I wrote recently on people's attitudes to the human sides of criminals. This was prompted by Frances Cahill's appearance on the Late Late Show last month to talk about her new book Martin Cahill - My Father. I found myself subsequently buying and reading her book. Given that it was a daughter writing the book I felt it prudent to get an overall balanced view, so I simultaneously purchased and read the book The General by crime journalist Paul Williams.
Surprisingly to me, there was a reasonable amount of consistency about the human side of Martin Cahill in both books. I certainly came away with the view that the man was clever, imaginative, witty, full of ironies and indeed caring for family and friends. He wasn't involved in the drug business and although he certainly injured, terrorised and robbed many people, it clearly seems true that he didn't kill anyone (although there is much evidence on a few cases where it seems he may have tried). Oddly too perhaps for an underworld figure - Cahill neither drank alcohol nor smoked and was not a high social flyer or casual womaniser.
I found both books good reads but there was much more weight and substance in the Paul Williams book. Incidentally the Williams book also inspired the movie The General - in which actor Brendan Gleeson played a great part (and does have a good resemblance facially to photos of Martin Cahill). Having said that, Frances Cahill put together an interesting inside view of Martin Cahill the family man. It's possible by reading both books to unravel a little the areas which may be a daughter's natural tendency to glorify her father. One noticable feature was also Frances Cahill's bitterness to the authorities and the policing service. In spite on the many factual consistencies between the books, there is much left unsaid in Frances Cahill's book (she claims not to know about many things her father was allegedly up to) and there are also some differences. Frances, for instance, doesn't seem to like or accept the notion of her mother and her mother's sister both being lovers of her father. Williams treats this area quite sensitively, claiming that the sisters both loved him and shared him in full understanding with each other and that both had a number of children by him. A kind of happy ménage-a-trois. Williams claims that Martin Cahill was very respectful to women and was indeed very family oriented - as Frances claims too of course.

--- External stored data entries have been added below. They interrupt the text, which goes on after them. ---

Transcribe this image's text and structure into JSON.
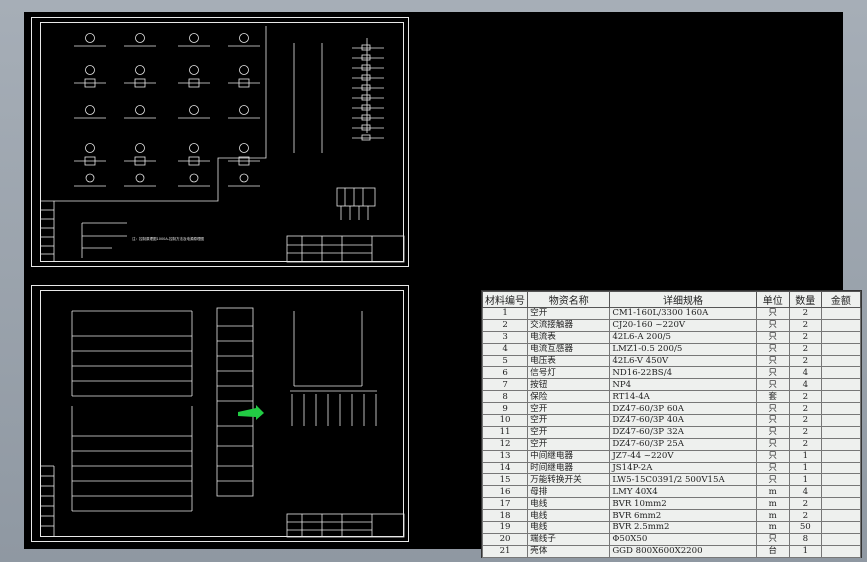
{
  "bom": {
    "headers": [
      "材料编号",
      "物资名称",
      "详细规格",
      "单位",
      "数量",
      "金额"
    ],
    "rows": [
      [
        "1",
        "空开",
        "CM1-160L/3300    160A",
        "只",
        "2",
        ""
      ],
      [
        "2",
        "交流接触器",
        "CJ20-160      ~220V",
        "只",
        "2",
        ""
      ],
      [
        "3",
        "电流表",
        "42L6-A       200/5",
        "只",
        "2",
        ""
      ],
      [
        "4",
        "电流互感器",
        "LMZ1-0.5   200/5",
        "只",
        "2",
        ""
      ],
      [
        "5",
        "电压表",
        "42L6-V       450V",
        "只",
        "2",
        ""
      ],
      [
        "6",
        "信号灯",
        "ND16-22BS/4",
        "只",
        "4",
        ""
      ],
      [
        "7",
        "按钮",
        "NP4",
        "只",
        "4",
        ""
      ],
      [
        "8",
        "保险",
        "RT14-4A",
        "套",
        "2",
        ""
      ],
      [
        "9",
        "空开",
        "DZ47-60/3P    60A",
        "只",
        "2",
        ""
      ],
      [
        "10",
        "空开",
        "DZ47-60/3P    40A",
        "只",
        "2",
        ""
      ],
      [
        "11",
        "空开",
        "DZ47-60/3P    32A",
        "只",
        "2",
        ""
      ],
      [
        "12",
        "空开",
        "DZ47-60/3P    25A",
        "只",
        "2",
        ""
      ],
      [
        "13",
        "中间继电器",
        "JZ7-44         ~220V",
        "只",
        "1",
        ""
      ],
      [
        "14",
        "时间继电器",
        "JS14P-2A",
        "只",
        "1",
        ""
      ],
      [
        "15",
        "万能转换开关",
        "LW5-15C0391/2  500V15A",
        "只",
        "1",
        ""
      ],
      [
        "16",
        "母排",
        "LMY 40X4",
        "m",
        "4",
        ""
      ],
      [
        "17",
        "电线",
        "BVR  10mm2",
        "m",
        "2",
        ""
      ],
      [
        "18",
        "电线",
        "BVR  6mm2",
        "m",
        "2",
        ""
      ],
      [
        "19",
        "电线",
        "BVR  2.5mm2",
        "m",
        "50",
        ""
      ],
      [
        "20",
        "端线子",
        "Φ50X50",
        "只",
        "8",
        ""
      ],
      [
        "21",
        "壳体",
        "GGD 800X600X2200",
        "台",
        "1",
        ""
      ]
    ]
  },
  "drawing": {
    "note": "注：控制原理图1000A-控制方法及电源原理图"
  },
  "colors": {
    "background": "#000000",
    "lines": "#e8e8e8",
    "accent": "#22cc44",
    "table_bg": "#eef0ee"
  }
}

I've also spoken to a few of my friends who knew the General - one who was a neighbour in the middle-class Cowper Downs area of Rathgar and another who was a detective at the time. From all I've learned on the man my attitude to Cahill has weaved through all sorts of thoughts. My final overall impression is one of a fairly detestable and dangerous individual to most outside his circle of friends and family, but a nonetheless complex and interesting figure. He certainly was very different to other underworld people in his era and in spite of all the ugly activity there is much ironic humour and even warm humanity in evidence. I really would recommend reading the Paul Williams book. It's quite rivetting and actually seems to come across with a balanced treatment on The General's positive and negative traits. The Frances Cahill book does offer some additional internal family insight and certain other information - but it does not present anything like a full view of the General's alleged activities (and indeed to be fair it doesn't claim to). I would certainly only recommend it as a read after having read the Williams book.